Funesti effetti dell'ira e dell'ubriachezza

Alexander sollemni die amicos in convivium convocat. Orta inter ebrios rerum a Philippo...

Nel giorno solenne Alessandro invitò gli a mici ad un banchetto. Si racconta che iniziò fra gli ubriachi un ricordo delle imprese fatte da Filippo, egli stesso cominciò ad anteporsi al padre, con l'assenso della maggior parte degli invitati.

E così quando uno tra gli anziani, Clito, con la fiducia dell'amicizia del re, proteggeva la memoria di Filippo ed elogiava le sue gesta, Alessandro arse talmente dall'ira che, afferrata la lancia da una guardia, lo trucidò durante il convivio. Ma dopo che l'animo appagato per l'uccisione trovò quiete iniziò a pentirsi del fatto.

Pertanto, volto al pentimento con il medesimo furore con il quale poco prima (era stato volto) all'ira, volle morire. Dapprima, scoppiato in lacrime, (complector) abbracciò il morto quindi afferrò e volse verso di sè il pugnale e avrebbe compiuto una scelleratezza se non fossero intervenuti gli amici. Conservò questa volontà di morire anche nei giorni seguenti.

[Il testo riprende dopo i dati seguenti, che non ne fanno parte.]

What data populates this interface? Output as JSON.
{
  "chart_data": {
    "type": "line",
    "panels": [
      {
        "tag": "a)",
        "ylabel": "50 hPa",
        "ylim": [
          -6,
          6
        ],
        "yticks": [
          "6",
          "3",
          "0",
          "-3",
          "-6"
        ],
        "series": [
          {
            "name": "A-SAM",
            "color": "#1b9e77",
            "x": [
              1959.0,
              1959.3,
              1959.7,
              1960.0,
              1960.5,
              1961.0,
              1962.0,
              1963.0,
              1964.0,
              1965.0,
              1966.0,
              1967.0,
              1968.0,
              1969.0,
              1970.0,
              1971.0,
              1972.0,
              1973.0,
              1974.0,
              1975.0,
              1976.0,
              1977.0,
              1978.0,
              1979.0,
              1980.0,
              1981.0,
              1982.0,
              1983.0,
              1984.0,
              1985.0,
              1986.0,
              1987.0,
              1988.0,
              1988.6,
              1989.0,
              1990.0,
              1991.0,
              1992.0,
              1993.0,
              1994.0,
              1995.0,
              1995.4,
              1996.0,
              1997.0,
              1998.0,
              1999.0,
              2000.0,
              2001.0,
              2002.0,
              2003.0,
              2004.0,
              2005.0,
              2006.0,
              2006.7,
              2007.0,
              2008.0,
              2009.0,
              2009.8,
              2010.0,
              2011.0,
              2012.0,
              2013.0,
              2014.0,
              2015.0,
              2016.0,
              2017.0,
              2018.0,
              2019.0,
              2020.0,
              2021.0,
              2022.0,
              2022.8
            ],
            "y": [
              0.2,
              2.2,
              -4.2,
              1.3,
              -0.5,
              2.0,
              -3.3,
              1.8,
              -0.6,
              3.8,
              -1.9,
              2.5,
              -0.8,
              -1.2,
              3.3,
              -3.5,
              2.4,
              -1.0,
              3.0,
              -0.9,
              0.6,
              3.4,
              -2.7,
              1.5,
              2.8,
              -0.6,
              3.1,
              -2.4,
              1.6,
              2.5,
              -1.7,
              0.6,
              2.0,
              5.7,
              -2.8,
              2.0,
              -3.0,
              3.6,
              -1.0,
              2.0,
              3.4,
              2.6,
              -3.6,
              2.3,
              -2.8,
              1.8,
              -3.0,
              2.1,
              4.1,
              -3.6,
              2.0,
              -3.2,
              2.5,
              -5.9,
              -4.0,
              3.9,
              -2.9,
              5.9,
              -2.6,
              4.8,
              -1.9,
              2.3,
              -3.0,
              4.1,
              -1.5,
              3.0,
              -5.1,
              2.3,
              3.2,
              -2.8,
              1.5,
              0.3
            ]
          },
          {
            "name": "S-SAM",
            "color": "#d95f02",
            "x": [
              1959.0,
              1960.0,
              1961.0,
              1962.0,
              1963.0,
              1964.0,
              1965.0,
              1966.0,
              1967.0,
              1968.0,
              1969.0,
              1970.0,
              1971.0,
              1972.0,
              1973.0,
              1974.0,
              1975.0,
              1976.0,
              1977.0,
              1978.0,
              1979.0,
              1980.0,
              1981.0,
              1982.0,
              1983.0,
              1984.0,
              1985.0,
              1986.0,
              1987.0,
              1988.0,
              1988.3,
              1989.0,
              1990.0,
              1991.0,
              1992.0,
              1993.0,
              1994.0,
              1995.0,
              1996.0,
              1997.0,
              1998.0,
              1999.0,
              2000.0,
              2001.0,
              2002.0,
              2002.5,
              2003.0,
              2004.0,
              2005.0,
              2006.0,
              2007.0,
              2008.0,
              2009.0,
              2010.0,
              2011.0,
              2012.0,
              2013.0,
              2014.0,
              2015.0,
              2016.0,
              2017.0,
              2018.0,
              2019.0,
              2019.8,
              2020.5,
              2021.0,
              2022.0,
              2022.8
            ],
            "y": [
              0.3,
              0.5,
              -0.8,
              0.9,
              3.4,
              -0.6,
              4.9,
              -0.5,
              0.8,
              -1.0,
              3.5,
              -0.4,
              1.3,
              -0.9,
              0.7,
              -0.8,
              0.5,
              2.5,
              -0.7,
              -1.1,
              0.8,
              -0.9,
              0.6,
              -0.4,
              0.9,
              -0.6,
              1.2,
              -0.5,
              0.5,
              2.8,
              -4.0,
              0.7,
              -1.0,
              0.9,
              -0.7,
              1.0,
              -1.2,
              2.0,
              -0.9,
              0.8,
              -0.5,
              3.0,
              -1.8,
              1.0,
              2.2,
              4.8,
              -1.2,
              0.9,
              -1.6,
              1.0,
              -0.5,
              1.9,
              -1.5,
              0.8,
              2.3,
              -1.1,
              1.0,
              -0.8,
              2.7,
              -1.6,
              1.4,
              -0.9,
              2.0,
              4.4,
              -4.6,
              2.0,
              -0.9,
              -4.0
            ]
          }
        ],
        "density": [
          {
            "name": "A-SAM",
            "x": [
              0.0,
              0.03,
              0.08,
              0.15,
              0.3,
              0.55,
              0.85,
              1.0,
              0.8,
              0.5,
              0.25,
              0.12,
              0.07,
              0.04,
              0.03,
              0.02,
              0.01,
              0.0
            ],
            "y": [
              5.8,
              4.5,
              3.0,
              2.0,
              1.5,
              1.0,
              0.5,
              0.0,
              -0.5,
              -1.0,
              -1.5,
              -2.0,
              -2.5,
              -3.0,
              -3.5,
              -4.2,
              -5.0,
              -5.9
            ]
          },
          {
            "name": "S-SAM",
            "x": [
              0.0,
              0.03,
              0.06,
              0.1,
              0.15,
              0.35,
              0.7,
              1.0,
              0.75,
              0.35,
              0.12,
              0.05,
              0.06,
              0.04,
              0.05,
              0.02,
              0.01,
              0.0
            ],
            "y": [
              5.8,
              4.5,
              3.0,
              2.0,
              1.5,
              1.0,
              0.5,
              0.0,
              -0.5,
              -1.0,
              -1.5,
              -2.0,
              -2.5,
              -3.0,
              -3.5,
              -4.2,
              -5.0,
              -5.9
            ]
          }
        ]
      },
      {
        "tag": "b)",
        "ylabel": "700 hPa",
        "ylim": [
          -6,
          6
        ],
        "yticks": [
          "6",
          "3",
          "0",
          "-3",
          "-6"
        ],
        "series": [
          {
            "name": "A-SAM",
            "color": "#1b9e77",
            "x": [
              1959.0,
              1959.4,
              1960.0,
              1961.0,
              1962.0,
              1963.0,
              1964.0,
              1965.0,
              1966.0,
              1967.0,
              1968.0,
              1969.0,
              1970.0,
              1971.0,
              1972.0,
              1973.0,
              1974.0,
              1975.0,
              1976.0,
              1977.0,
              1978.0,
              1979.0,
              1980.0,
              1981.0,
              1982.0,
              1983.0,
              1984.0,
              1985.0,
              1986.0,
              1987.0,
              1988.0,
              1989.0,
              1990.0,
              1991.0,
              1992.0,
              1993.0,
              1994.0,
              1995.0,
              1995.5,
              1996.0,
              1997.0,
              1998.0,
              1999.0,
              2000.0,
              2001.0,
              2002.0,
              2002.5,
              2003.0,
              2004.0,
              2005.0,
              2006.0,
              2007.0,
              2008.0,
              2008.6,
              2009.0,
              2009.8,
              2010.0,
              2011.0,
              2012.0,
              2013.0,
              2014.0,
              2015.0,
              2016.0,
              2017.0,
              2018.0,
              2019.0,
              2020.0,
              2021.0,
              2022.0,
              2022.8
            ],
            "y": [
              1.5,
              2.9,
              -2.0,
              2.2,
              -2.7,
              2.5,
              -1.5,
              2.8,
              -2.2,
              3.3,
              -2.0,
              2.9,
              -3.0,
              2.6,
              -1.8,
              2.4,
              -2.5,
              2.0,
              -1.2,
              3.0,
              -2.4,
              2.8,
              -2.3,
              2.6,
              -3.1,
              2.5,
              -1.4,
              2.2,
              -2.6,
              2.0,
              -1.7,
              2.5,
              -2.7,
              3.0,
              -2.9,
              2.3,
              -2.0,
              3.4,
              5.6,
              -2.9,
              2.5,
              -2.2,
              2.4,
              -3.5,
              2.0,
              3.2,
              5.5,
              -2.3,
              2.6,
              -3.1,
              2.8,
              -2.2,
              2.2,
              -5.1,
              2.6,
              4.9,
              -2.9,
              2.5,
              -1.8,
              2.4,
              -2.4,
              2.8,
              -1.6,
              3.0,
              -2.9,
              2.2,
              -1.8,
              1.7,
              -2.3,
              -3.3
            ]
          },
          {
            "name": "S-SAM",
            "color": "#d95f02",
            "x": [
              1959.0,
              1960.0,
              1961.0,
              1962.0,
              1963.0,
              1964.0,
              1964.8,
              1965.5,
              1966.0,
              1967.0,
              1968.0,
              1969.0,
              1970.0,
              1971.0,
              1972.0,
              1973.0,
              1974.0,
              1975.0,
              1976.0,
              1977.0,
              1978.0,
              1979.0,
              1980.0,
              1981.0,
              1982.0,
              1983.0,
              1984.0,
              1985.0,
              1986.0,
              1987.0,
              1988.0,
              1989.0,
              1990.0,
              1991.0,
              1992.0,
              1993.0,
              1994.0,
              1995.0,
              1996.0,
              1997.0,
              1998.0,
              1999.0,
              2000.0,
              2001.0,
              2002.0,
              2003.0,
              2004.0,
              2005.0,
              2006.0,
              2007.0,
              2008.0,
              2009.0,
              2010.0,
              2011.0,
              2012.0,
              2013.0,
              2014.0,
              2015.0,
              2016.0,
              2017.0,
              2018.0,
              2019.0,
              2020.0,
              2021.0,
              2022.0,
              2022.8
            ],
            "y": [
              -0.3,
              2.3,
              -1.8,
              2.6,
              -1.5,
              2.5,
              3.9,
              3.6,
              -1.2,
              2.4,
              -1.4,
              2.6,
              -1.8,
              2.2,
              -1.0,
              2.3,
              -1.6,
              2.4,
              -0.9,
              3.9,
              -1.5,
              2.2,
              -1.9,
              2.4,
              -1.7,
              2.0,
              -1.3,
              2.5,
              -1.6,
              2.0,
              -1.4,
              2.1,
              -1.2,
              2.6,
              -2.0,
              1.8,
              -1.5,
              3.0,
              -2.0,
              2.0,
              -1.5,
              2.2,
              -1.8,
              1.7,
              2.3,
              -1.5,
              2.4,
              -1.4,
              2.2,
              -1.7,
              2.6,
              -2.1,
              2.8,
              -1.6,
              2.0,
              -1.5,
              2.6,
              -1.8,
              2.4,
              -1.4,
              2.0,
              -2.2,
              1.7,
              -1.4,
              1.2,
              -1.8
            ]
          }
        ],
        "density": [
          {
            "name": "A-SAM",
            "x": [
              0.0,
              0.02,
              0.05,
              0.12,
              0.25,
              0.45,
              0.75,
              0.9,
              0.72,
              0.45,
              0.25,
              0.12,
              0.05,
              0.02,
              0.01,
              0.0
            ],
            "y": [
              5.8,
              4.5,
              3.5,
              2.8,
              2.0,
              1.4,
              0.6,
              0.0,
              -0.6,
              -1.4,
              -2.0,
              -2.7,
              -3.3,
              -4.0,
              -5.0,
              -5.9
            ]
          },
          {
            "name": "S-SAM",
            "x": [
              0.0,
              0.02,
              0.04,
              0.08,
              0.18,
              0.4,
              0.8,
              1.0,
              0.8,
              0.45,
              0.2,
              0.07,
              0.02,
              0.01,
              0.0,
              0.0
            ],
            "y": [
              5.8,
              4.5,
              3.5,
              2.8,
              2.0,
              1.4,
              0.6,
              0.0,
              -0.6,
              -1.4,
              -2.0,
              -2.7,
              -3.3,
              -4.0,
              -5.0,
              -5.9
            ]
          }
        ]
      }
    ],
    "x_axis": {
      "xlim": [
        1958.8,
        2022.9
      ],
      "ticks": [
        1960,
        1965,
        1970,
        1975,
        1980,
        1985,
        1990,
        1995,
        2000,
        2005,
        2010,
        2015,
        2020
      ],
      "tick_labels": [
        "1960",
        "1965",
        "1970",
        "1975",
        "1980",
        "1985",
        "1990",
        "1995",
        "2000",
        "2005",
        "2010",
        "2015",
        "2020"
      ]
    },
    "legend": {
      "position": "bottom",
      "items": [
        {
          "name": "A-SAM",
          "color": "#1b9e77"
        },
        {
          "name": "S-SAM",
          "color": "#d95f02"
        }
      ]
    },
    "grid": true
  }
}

Si era aggiunto infatti al pentimento il ricordo della sua nutrice, la sorella di Clito, di cui lui si vergognava moltissimo. Per questo Alessandro per quattro giorni rimase digiuno,  fino al momento in cui fu implorato dalle preghiere di tutto l' esercito affinché non si addolorasse per la morte di uno solo, in modo tale che perdesse tutti.